От отъезда Флетчера и до приезда Витсена проходит 76 лет (смена четырех демографических поколений), и Витсен уже констатирует: пьют все поголовно, беспробудно. XVI–XVII столетия для России — гуманитарная катастрофа, не имеющая аналогов в мировой истории. Государство не могло дать выхода из кризисного состояния и потому не препятствовало распространению пьянства, отводя ему компенсаторную роль. Не был найден механизм взаимодействия с действительностью и обществом, общество выбрало крайнюю форму проявления девиации — уход от реальности. Таким образом, девиантные тенденции стали откликом на животрепещущие проблемы, активно использовали арсенал культурно-исторической памяти, с одной стороны, с другой — по-своему выполняли проективную функцию. Далее оказалось, что психологическая зависимость как в жизни отдельного человека, так и нации в целом может играть значительную роль. В кризисные моменты в подсознание закладывается матрица поведения и эмоциональная окраска происходящего. Матрица социально-экологического кризиса XVI–XVII веков связана прежде всего с отношением к труду и праздникам. Труд воспринимается как, вероятно, спасительная, но невыносимо тяжелая сторона жизни, а праздник — как его компенсаторная оборотная сторона. Таким образом закладывается механизм максимально возможного расширения пространства праздника. Слова Ивана Бунина подтверждают этот культурно-исторический тезис: «Ах, эта вечная русская потребность праздника! Как чувственны мы, как жаждем упоения жизнью, — не просто наслаждения, а именно упоения, — как тянет нас к постоянному хмелю, к запою, как скучны нам будни и планомерный труд!»
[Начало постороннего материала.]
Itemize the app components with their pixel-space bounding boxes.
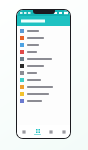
button[interactable] bbox=[17, 76, 70, 83]
button[interactable]: Home bbox=[17, 125, 31, 138]
button[interactable] bbox=[17, 16, 70, 26]
button[interactable]: Favorites bbox=[44, 125, 57, 138]
button[interactable] bbox=[17, 97, 70, 104]
button[interactable] bbox=[17, 27, 70, 34]
button[interactable] bbox=[17, 55, 70, 62]
button[interactable] bbox=[17, 83, 70, 90]
button[interactable] bbox=[17, 34, 70, 41]
button[interactable] bbox=[17, 69, 70, 76]
button[interactable] bbox=[17, 90, 70, 97]
button[interactable] bbox=[17, 41, 70, 48]
button[interactable]: Profile bbox=[57, 125, 70, 138]
button[interactable] bbox=[17, 62, 70, 69]
button[interactable]: Categories bbox=[31, 125, 44, 138]
button[interactable] bbox=[17, 48, 70, 55]
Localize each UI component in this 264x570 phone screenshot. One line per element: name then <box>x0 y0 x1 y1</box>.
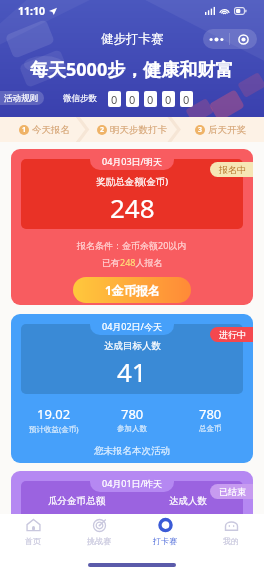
other: 我的 <box>224 518 239 533</box>
staticText: 2 <box>100 125 105 135</box>
button[interactable]: 挑战赛 <box>66 514 132 554</box>
staticText: 活动规则 <box>4 93 38 104</box>
staticText: 报名条件：金币余额20以内 <box>77 239 187 251</box>
staticText: 后天开奖 <box>208 124 246 136</box>
button[interactable]: 活动规则 <box>0 91 44 105</box>
staticText: 0 <box>129 92 136 107</box>
staticText: 04月02日/今天 <box>102 320 162 332</box>
staticText: 预计收益(金币) <box>29 424 79 434</box>
button[interactable]: 1金币报名 <box>73 277 191 303</box>
staticText: 04月01日/昨天 <box>102 477 162 489</box>
staticText: 进行中 <box>219 329 246 340</box>
staticText: 报名中 <box>219 164 246 175</box>
other: 打卡赛 <box>158 518 173 533</box>
staticText: 780 <box>199 405 222 423</box>
staticText: 打卡赛 <box>153 536 177 546</box>
staticText: 780 <box>121 405 144 423</box>
other: 挑战赛 <box>92 518 107 533</box>
staticText: 41 <box>117 354 147 389</box>
staticText: 我的 <box>223 536 239 546</box>
staticText: 每天5000步，健康和财富 <box>30 57 234 82</box>
staticText: 明天步数打卡 <box>110 124 167 136</box>
staticText: 达成目标人数 <box>104 340 161 352</box>
staticText: 04月03日/明天 <box>102 155 162 167</box>
staticText: 248 <box>110 190 155 225</box>
staticText: 3 <box>198 125 203 135</box>
staticText: 1金币报名 <box>105 282 160 298</box>
staticText: 您未报名本次活动 <box>94 445 170 457</box>
other: 首页 <box>26 518 41 533</box>
staticText: 首页 <box>25 536 41 546</box>
staticText: 已结束 <box>219 486 246 497</box>
button[interactable]: More options <box>203 29 257 49</box>
staticText: 微信步数 <box>63 93 97 104</box>
staticText: 0 <box>183 92 190 107</box>
button[interactable]: 2 <box>88 117 176 142</box>
staticText: 参加人数 <box>117 424 147 433</box>
staticText: 11:10 <box>18 4 45 18</box>
staticText: 奖励总金额(金币) <box>96 175 169 188</box>
staticText: 0 <box>165 92 172 107</box>
button[interactable]: 1 <box>0 117 88 142</box>
staticText: 19.02 <box>37 405 71 423</box>
button[interactable]: 首页 <box>0 514 66 554</box>
staticText: 挑战赛 <box>87 536 111 546</box>
staticText: 达成人数 <box>169 495 207 507</box>
button[interactable]: 我的 <box>198 514 264 554</box>
button[interactable]: 3 <box>176 117 264 142</box>
staticText: 0 <box>111 92 118 107</box>
staticText: 今天报名 <box>32 124 70 136</box>
staticText: 0 <box>147 92 154 107</box>
staticText: 健步打卡赛 <box>101 31 164 47</box>
staticText: 总金币 <box>199 424 222 433</box>
staticText: 已有248人报名 <box>102 256 163 268</box>
staticText: 1 <box>22 125 27 135</box>
button[interactable]: 打卡赛 <box>132 514 198 554</box>
staticText: 瓜分金币总额 <box>48 495 105 507</box>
Целевая аудитория потенциально готовых приобщаться к питию людей обширна, это и малообеспеченные слои населения, и люди, не сумевшие создать семью, люди искусства и шоубизнеса, молодежь, не получившая образования, и, напротив, молодые образованные горожане, чей будничный непосильный офисный труд неизменно сменяется бурно празднуемыми выходными и, наконец, даже дети. Здесь нам порукой и гусарские кутежи с интерактивными выходками, способными затмить произведения современного искусства, и творческие экстремальные попойки времен Петра Великого, и предреволюционный разгул хулиганства, мародерства и пьянства. Словом, каждому найдется, на что опереться в тяготах жизни. Пьянство из медицинской, социальной, юридической проблемы действительно переросло в психологическую, перейдя в область культурной самоидентификации нации, перейдя от компенсаторной функции в сферу досуга (удачно соотносясь с господствующими сегодня общемировыми гедонистическими представлениями о жизни).
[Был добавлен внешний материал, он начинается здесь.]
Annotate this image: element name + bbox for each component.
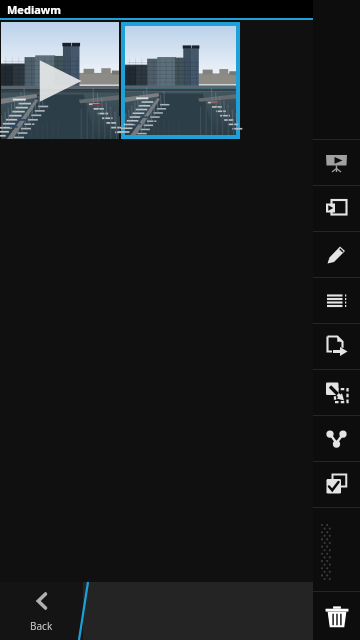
staticText: Mediawm (7, 2, 61, 17)
staticText: Back (30, 619, 53, 633)
button[interactable]: Delete (313, 591, 360, 640)
button[interactable]: Playlist (313, 277, 360, 323)
button[interactable]: Slideshow (313, 139, 360, 185)
button[interactable]: Play clip 1 (1, 22, 119, 139)
button[interactable]: Back (0, 582, 83, 640)
button[interactable]: Share (313, 415, 360, 461)
button[interactable]: Clip 2 selected (125, 26, 236, 135)
button[interactable]: Select all (313, 461, 360, 507)
button[interactable]: Picture in picture (313, 185, 360, 231)
button[interactable]: Transform (313, 369, 360, 415)
button[interactable]: Export (313, 323, 360, 369)
button[interactable]: Edit (313, 231, 360, 277)
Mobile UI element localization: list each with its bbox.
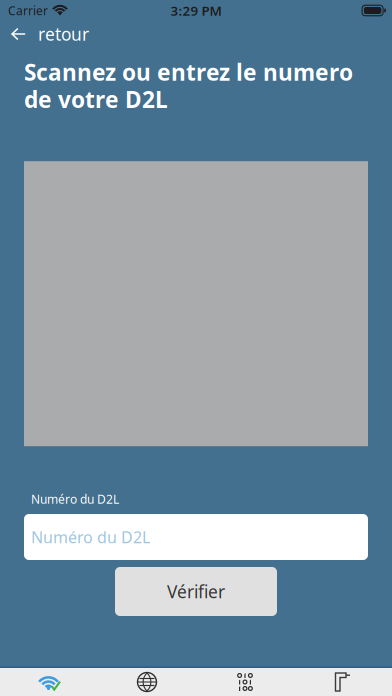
- button[interactable]: Wi-Fi connecté: [0, 668, 98, 696]
- button[interactable]: Données: [196, 668, 294, 696]
- staticText: Vérifier: [167, 580, 225, 603]
- button[interactable]: Configuration: [294, 668, 392, 696]
- staticText: Numéro du D2L: [31, 491, 119, 507]
- button[interactable]: retour: [0, 23, 130, 45]
- button[interactable]: Réseau: [98, 668, 196, 696]
- staticText: Carrier: [8, 2, 48, 18]
- staticText: Numéro du D2L: [31, 526, 150, 548]
- staticText: retour: [38, 22, 89, 46]
- staticText: Scannez ou entrez le numero de votre D2L: [24, 57, 353, 114]
- staticText: 3:29 PM: [170, 2, 222, 19]
- button[interactable]: Vérifier: [115, 567, 277, 616]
Что касается манипулирования общественным сознанием, то сомневаться не приходится, что это планомерный, выверенный, грамотный и эффективный процесс. Очевидно, он основан на ментальных представлениях общества о мире и его самоидентификации через исторические события и актуализируемые явления художественной культуры. Тем не менее чрезвычайно важно, что в этом нет фатализма: оказывать влияние на формирование ментальности способны и другие исторические примеры, которые сегодня пребывают в забвении. Один из таких впечатляющих примеров — отечественная государственная программа борьбы за трезвость, проводившая в период Первой мировой войны и демонстрировавшая яркие результаты. Так что возможность выбора пока остается.